La Joconde est une peinture d'espace et d'action. Contrairement à la plupart de ses contemporains, Léonard ne peint pas des
solides, mais des fluides, l’eau, la fumée, des trajectoires, des sillages, il va du connu au possible. Ce qui l'intéresse c’est le
mouvement. « Une peinture doit être faite, dit-il, de façon que ceux qui la voient,puissent aisément connaître par les attitudes, les
concepts de l'âme. » Il s’agit donc de rendre sensible le passage du temps intérieur et cela est une véritable révolution. Il nous rend évident la fluidité du temps et de l'espace.
Son apport n'est pas seulement le fameux sfumato, c'est-à-dire le fondu de l'ombre et de la lumière. Mais on peut voir dans ce tableau, comment les cheveux avec leurs boucles, leur retombée, le voile par son tournoiement torsadé, la broderie par ses entrelacs, les plis de la manche sinueux, le fleuve, les chemins qui tournent, et enfin, le célèbre sourire, créent cette sensation de puissance en action. Tout tourne dans ce tableau, tout bouge, tout est mouvance. Et les éléments fixes ne sont là que pour rendre plus sensible ce vertige des formes, mettant en scène une âme dans sa durée.

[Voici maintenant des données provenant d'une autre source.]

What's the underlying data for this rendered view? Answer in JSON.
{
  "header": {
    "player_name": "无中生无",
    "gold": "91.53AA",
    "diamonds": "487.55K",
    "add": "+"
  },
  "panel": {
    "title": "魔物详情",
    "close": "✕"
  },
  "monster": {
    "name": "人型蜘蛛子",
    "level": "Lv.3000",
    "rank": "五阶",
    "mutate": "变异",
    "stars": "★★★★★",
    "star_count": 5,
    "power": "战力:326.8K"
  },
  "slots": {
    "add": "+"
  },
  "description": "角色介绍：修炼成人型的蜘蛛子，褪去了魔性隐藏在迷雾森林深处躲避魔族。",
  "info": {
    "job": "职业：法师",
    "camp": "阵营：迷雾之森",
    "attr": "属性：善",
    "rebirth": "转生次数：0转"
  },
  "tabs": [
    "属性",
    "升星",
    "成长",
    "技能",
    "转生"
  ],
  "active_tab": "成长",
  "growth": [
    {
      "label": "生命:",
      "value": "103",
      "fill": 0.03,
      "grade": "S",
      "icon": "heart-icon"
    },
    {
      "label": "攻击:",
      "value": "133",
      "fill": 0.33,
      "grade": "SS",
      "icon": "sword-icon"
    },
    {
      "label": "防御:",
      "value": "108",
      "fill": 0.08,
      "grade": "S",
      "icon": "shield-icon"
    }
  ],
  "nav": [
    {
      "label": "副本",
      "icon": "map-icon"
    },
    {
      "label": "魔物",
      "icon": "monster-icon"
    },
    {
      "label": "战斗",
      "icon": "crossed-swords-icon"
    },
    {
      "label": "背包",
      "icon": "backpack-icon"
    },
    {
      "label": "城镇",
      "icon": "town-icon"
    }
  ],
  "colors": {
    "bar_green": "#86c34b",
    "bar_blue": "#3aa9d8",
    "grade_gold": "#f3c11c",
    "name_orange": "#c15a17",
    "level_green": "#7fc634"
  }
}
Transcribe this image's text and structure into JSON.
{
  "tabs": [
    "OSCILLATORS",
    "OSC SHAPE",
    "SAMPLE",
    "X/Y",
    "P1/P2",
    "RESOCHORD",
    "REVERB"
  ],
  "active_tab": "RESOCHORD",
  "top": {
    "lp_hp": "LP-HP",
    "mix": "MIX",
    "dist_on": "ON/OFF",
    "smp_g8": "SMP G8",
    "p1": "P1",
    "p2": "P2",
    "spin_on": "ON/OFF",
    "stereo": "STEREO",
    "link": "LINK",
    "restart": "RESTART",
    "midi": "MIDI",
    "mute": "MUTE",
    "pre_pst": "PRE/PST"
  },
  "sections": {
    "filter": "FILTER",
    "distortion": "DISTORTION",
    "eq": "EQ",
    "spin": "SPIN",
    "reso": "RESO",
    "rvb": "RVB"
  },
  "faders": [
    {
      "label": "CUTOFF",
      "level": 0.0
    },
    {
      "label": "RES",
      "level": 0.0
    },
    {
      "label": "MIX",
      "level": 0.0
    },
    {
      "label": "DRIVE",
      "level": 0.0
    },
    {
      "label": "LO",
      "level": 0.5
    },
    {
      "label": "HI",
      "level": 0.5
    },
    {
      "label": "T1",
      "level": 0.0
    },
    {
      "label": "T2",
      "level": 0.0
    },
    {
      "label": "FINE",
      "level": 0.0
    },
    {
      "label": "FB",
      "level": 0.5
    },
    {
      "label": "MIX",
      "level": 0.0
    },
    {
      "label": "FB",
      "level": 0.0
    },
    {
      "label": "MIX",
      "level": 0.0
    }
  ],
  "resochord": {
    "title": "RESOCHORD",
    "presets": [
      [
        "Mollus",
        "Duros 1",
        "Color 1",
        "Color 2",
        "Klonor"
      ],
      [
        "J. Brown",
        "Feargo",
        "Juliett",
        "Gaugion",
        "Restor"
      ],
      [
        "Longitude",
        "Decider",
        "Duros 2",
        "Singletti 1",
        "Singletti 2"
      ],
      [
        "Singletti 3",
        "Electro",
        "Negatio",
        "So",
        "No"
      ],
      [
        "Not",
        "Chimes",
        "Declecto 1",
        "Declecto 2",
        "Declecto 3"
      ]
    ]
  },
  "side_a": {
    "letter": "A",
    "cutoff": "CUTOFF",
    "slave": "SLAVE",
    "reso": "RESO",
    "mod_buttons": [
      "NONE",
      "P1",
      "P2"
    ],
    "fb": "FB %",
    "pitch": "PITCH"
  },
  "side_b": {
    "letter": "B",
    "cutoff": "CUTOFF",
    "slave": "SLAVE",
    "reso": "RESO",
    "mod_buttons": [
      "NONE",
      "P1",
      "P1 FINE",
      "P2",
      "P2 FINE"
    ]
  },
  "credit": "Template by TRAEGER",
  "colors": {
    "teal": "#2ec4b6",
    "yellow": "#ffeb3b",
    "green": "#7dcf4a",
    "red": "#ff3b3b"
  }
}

Le jeu des muscles, du sourire de la Joconde. est très particulier. Il crée l'expression. Il est à la fois suspendu entre deux modelés. incertain et indéfini, et affirmation de la grâce. Il est l'ambiguité, et Raymond Bayer a raison de dire que son « secret est d'être obtenu par le jeu des musculatures avant leur convergence. Ce sourire est en suspens, de la même façon que le moment où il est peint, c'est-à-dire le crépuscule avec ses ombres grises. Il est donc mouvement potentiel, virtuel, et, en quelque sorte, le premier tableau cinétique.

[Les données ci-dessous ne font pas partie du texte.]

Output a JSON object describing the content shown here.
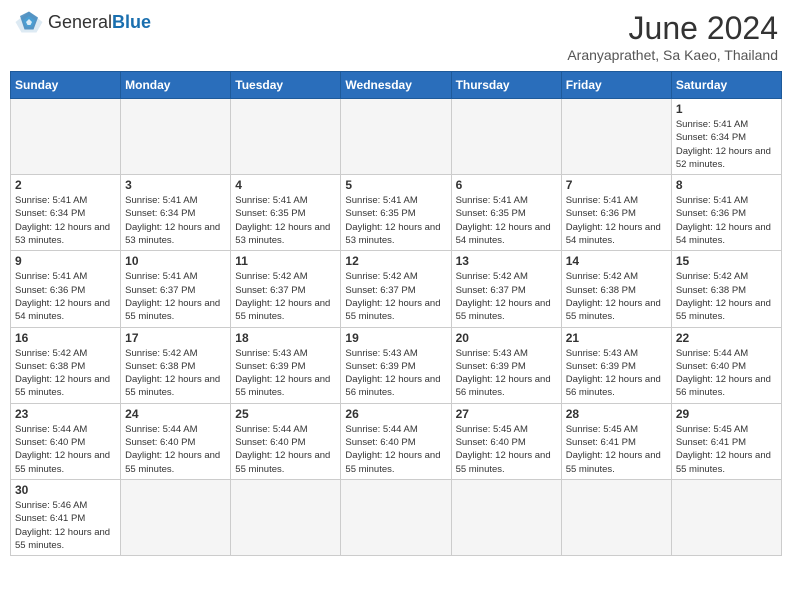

La Joconde est, enfin, la célébration du culte des mathématiques, non seulement par la régularité et l'équilibre de la composition, par le système pyramidant qui le domine, par la merveilleuse simplification du visage et son oval épuré. Mais il est si j'ose dire, une des plus formidables leçons que l'ésotérisme de l'art ait donné à travers le temps.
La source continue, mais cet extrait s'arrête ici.